“Don’t worry, you do have a heartbeat,” the technician says. “I’m just trying to figure out where to get the best recording from”. I’m at the i Heart Music event at UNSW, getting my heartbeat recorded so that in a few minutes a jazz band can use it as a base line for a new piece of music.
The iHeart Music event was started in 2011 for National Science Week by Derek Williamson, Director of the Museum for Human Disease at UNSW. The aims of the project are to engage in dialogue with a new audience that might not otherwise come to National Science Week events. Heart health is something that is important for all members of Australian Society to be aware of (one Australian dies every 12 minutes from cardiovascular disease). The scope of iHeart Music serves to bring in a jazz and music crowd as well as the more typical science and health aware attendees.
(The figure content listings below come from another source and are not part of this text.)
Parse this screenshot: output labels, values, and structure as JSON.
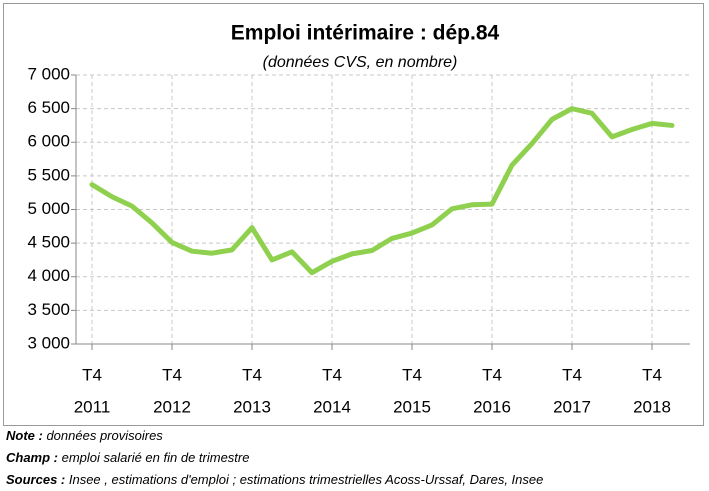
{
  "chart_data": {
    "type": "line",
    "title": "Emploi intérimaire : dép.84",
    "subtitle": "(données CVS, en nombre)",
    "categories": [
      [
        "T4",
        "2011"
      ],
      null,
      null,
      null,
      [
        "T4",
        "2012"
      ],
      null,
      null,
      null,
      [
        "T4",
        "2013"
      ],
      null,
      null,
      null,
      [
        "T4",
        "2014"
      ],
      null,
      null,
      null,
      [
        "T4",
        "2015"
      ],
      null,
      null,
      null,
      [
        "T4",
        "2016"
      ],
      null,
      null,
      null,
      [
        "T4",
        "2017"
      ],
      null,
      null,
      null,
      [
        "T4",
        "2018"
      ],
      null
    ],
    "series": [
      {
        "name": "Emploi intérimaire",
        "color": "#8fd14f",
        "values": [
          5370,
          5190,
          5050,
          4800,
          4510,
          4380,
          4350,
          4400,
          4730,
          4250,
          4370,
          4060,
          4230,
          4340,
          4390,
          4570,
          4650,
          4770,
          5010,
          5070,
          5080,
          5660,
          5980,
          6340,
          6500,
          6430,
          6080,
          6190,
          6280,
          6250
        ]
      }
    ],
    "ylim": [
      3000,
      7000
    ],
    "yticks": [
      {
        "value": 3000,
        "label": "3 000"
      },
      {
        "value": 3500,
        "label": "3 500"
      },
      {
        "value": 4000,
        "label": "4 000"
      },
      {
        "value": 4500,
        "label": "4 500"
      },
      {
        "value": 5000,
        "label": "5 000"
      },
      {
        "value": 5500,
        "label": "5 500"
      },
      {
        "value": 6000,
        "label": "6 000"
      },
      {
        "value": 6500,
        "label": "6 500"
      },
      {
        "value": 7000,
        "label": "7 000"
      }
    ],
    "grid": true
  },
  "notes": [
    {
      "label": "Note :",
      "text": " données provisoires"
    },
    {
      "label": "Champ :",
      "text": " emploi salarié en fin de trimestre"
    },
    {
      "label": "Sources :",
      "text": " Insee , estimations d'emploi ; estimations trimestrielles Acoss-Urssaf, Dares, Insee"
    }
  ]
}
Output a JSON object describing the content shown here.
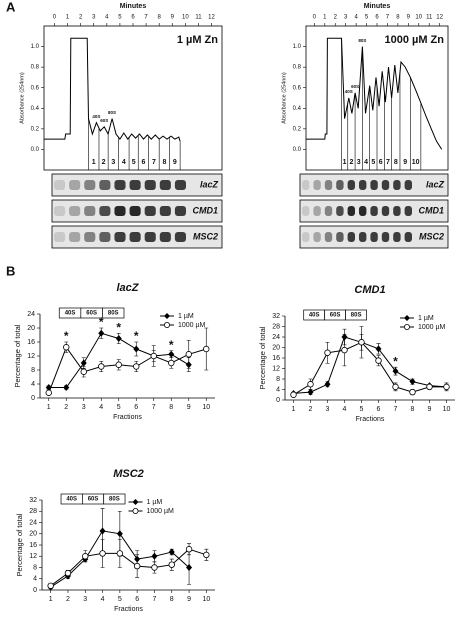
{
  "panel_labels": [
    "A",
    "B"
  ],
  "chart_data": [
    {
      "type": "profile",
      "xlabel": "Minutes",
      "ylabel": "Absorbance (254nm)",
      "annotation": "1 µM Zn",
      "x": [
        -0.8,
        0.8,
        0.85,
        1.2,
        1.25,
        2.5,
        2.6,
        2.9,
        3.2,
        3.5,
        3.8,
        4.1,
        4.4,
        4.7,
        5.0,
        5.3,
        5.6,
        5.9,
        6.2,
        6.5,
        6.8,
        7.1,
        7.4,
        7.7,
        8.0,
        8.3,
        8.6,
        8.9,
        9.2,
        9.5,
        9.6
      ],
      "values": [
        0.1,
        0.1,
        0.15,
        0.15,
        1.08,
        1.08,
        0.3,
        0.15,
        0.26,
        0.18,
        0.22,
        0.15,
        0.3,
        0.15,
        0.1,
        0.16,
        0.1,
        0.15,
        0.11,
        0.15,
        0.1,
        0.14,
        0.1,
        0.14,
        0.1,
        0.13,
        0.1,
        0.13,
        0.1,
        0.12,
        0.08
      ],
      "xlim": [
        -0.8,
        12.8
      ],
      "xticks": [
        0,
        1,
        2,
        3,
        4,
        5,
        6,
        7,
        8,
        9,
        10,
        11,
        12
      ],
      "ylim": [
        -0.2,
        1.2
      ],
      "yticks": [
        {
          "value": 0,
          "label": "0.0"
        },
        0.2,
        0.4,
        0.6,
        0.8,
        {
          "value": 1,
          "label": "1.0"
        }
      ],
      "peak_labels": [
        "40S",
        "60S",
        "80S"
      ],
      "fraction_edges": [
        2.6,
        3.4,
        4.1,
        4.9,
        5.7,
        6.4,
        7.2,
        8.0,
        8.8,
        9.6
      ],
      "fraction_labels": [
        "1",
        "2",
        "3",
        "4",
        "5",
        "6",
        "7",
        "8",
        "9"
      ],
      "blots": [
        "lacZ",
        "CMD1",
        "MSC2"
      ]
    },
    {
      "type": "profile",
      "xlabel": "Minutes",
      "ylabel": "Absorbance (254nm)",
      "annotation": "1000 µM Zn",
      "x": [
        -0.8,
        1.0,
        1.05,
        1.2,
        1.25,
        2.6,
        2.9,
        3.3,
        3.6,
        3.9,
        4.2,
        4.6,
        4.9,
        5.3,
        5.6,
        5.9,
        6.2,
        6.5,
        6.8,
        7.1,
        7.4,
        7.7,
        8.0,
        8.3,
        8.7,
        9.2,
        9.7,
        10.2,
        10.7,
        11.2,
        11.7,
        12.2
      ],
      "values": [
        0.1,
        0.1,
        0.15,
        0.15,
        1.08,
        1.08,
        0.3,
        0.5,
        0.35,
        0.55,
        0.4,
        1.0,
        0.35,
        0.62,
        0.38,
        0.7,
        0.42,
        0.76,
        0.46,
        0.8,
        0.5,
        0.82,
        0.55,
        0.85,
        0.8,
        0.7,
        0.58,
        0.45,
        0.32,
        0.2,
        0.08,
        0.0
      ],
      "xlim": [
        -0.8,
        12.8
      ],
      "xticks": [
        0,
        1,
        2,
        3,
        4,
        5,
        6,
        7,
        8,
        9,
        10,
        11,
        12
      ],
      "ylim": [
        -0.2,
        1.2
      ],
      "yticks": [
        {
          "value": 0,
          "label": "0.0"
        },
        0.2,
        0.4,
        0.6,
        0.8,
        {
          "value": 1,
          "label": "1.0"
        }
      ],
      "peak_labels": [
        "40S",
        "60S",
        "80S"
      ],
      "fraction_edges": [
        2.6,
        3.2,
        3.9,
        4.6,
        5.3,
        6.0,
        6.7,
        7.4,
        8.2,
        9.2,
        10.2
      ],
      "fraction_labels": [
        "1",
        "2",
        "3",
        "4",
        "5",
        "6",
        "7",
        "8",
        "9",
        "10"
      ],
      "blots": [
        "lacZ",
        "CMD1",
        "MSC2"
      ]
    },
    {
      "type": "line",
      "title": "lacZ",
      "xlabel": "Fractions",
      "ylabel": "Percentage of total",
      "x": [
        1,
        2,
        3,
        4,
        5,
        6,
        7,
        8,
        9,
        10
      ],
      "xlim": [
        0.5,
        10.5
      ],
      "xticks": [
        1,
        2,
        3,
        4,
        5,
        6,
        7,
        8,
        9,
        10
      ],
      "ylim": [
        0,
        24
      ],
      "yticks": [
        0,
        4,
        8,
        12,
        16,
        20,
        24
      ],
      "legend": "upper right",
      "ribosome_labels": [
        "40S",
        "60S",
        "80S"
      ],
      "significance": {
        "label": "*",
        "x": [
          2,
          4,
          5,
          6,
          8
        ]
      },
      "series": [
        {
          "name": "1 µM",
          "color": "#000000",
          "marker": "diamond",
          "values": [
            3,
            3,
            10,
            18.5,
            17,
            14,
            12,
            12.5,
            9.5,
            null
          ],
          "errors": [
            0.5,
            0.5,
            1.5,
            1.5,
            1.5,
            2,
            1.5,
            1,
            2,
            null
          ]
        },
        {
          "name": "1000 µM",
          "color": "#000000",
          "marker": "circle",
          "values": [
            1.5,
            14.5,
            7.5,
            9,
            9.5,
            9,
            12,
            10,
            12.5,
            14
          ],
          "errors": [
            0.5,
            1.5,
            1.5,
            1.5,
            1.5,
            1.5,
            3,
            1.5,
            4,
            6
          ]
        }
      ]
    },
    {
      "type": "line",
      "title": "CMD1",
      "xlabel": "Fractions",
      "ylabel": "Percentage of total",
      "x": [
        1,
        2,
        3,
        4,
        5,
        6,
        7,
        8,
        9,
        10
      ],
      "xlim": [
        0.5,
        10.5
      ],
      "xticks": [
        1,
        2,
        3,
        4,
        5,
        6,
        7,
        8,
        9,
        10
      ],
      "ylim": [
        0,
        32
      ],
      "yticks": [
        0,
        4,
        8,
        12,
        16,
        20,
        24,
        28,
        32
      ],
      "legend": "upper right",
      "ribosome_labels": [
        "40S",
        "60S",
        "80S"
      ],
      "significance": {
        "label": "*",
        "x": [
          7
        ]
      },
      "series": [
        {
          "name": "1 µM",
          "color": "#000000",
          "marker": "diamond",
          "values": [
            2.5,
            3,
            6,
            24,
            22,
            19.5,
            11,
            7,
            5.5,
            5
          ],
          "errors": [
            0.5,
            1,
            1,
            3,
            3,
            2,
            1.5,
            1,
            0.5,
            0.5
          ]
        },
        {
          "name": "1000 µM",
          "color": "#000000",
          "marker": "circle",
          "values": [
            2,
            6,
            18,
            19,
            22,
            15,
            5,
            3,
            5,
            5
          ],
          "errors": [
            0.5,
            2,
            4,
            6,
            6,
            2,
            1.5,
            1,
            1,
            1.5
          ]
        }
      ]
    },
    {
      "type": "line",
      "title": "MSC2",
      "xlabel": "Fractions",
      "ylabel": "Percentage of total",
      "x": [
        1,
        2,
        3,
        4,
        5,
        6,
        7,
        8,
        9,
        10
      ],
      "xlim": [
        0.5,
        10.5
      ],
      "xticks": [
        1,
        2,
        3,
        4,
        5,
        6,
        7,
        8,
        9,
        10
      ],
      "ylim": [
        0,
        32
      ],
      "yticks": [
        0,
        4,
        8,
        12,
        16,
        20,
        24,
        28,
        32
      ],
      "legend": "upper center",
      "ribosome_labels": [
        "40S",
        "60S",
        "80S"
      ],
      "series": [
        {
          "name": "1 µM",
          "color": "#000000",
          "marker": "diamond",
          "values": [
            1,
            5,
            11,
            21,
            20,
            11,
            12,
            13.5,
            8,
            null
          ],
          "errors": [
            0.5,
            1,
            1,
            8,
            8,
            3,
            2,
            1,
            6,
            null
          ]
        },
        {
          "name": "1000 µM",
          "color": "#000000",
          "marker": "circle",
          "values": [
            1.5,
            6,
            12,
            13,
            13,
            8.5,
            8,
            9,
            14.5,
            12.5
          ],
          "errors": [
            0.5,
            1,
            2,
            5,
            5,
            4,
            2,
            2,
            2,
            2
          ]
        }
      ]
    }
  ]
}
Simon Barker is a leading jazz drummer, and is well known for his improvisation skills. In the setting of the I Heart Music events, he and the Kimnara band take these skills and applies them to music centered around the beat of a human heart. The event is “fantastic” he says, a “great multi-media cross-pollination event”. And not just any heartbeat is used, but the music actually centers on recordings made from the heartbeats of the event’s attendees (no arrhythmias have yet been diagnosed through the event). On the day I visited, not only did visitors to the Human Disease Museum at UNSW get their heartbeats recorded, used for music, and the recordings emailed to them, but the UNSW site was also live-streaming the event to the Victoria Markets in Melbourne, reaching the Sunday morning crowd.
In 2011 and 2012, the I Heart Music event was only held at UNSW. However, this year, with funding from Inspiring Australia, the team from UNSW have coached 13 venues across Australia to host 17 iHeart Music events over the course of several weeks. For most of these venues, the event was fitted into a larger program, for example, as an event in a science center, or as the musical entertainment at a National Science Week dinner (Ballarat).
The airy trumpet sounds waft over the serene keyboard and drums that complement the beat; the beat of a human heart.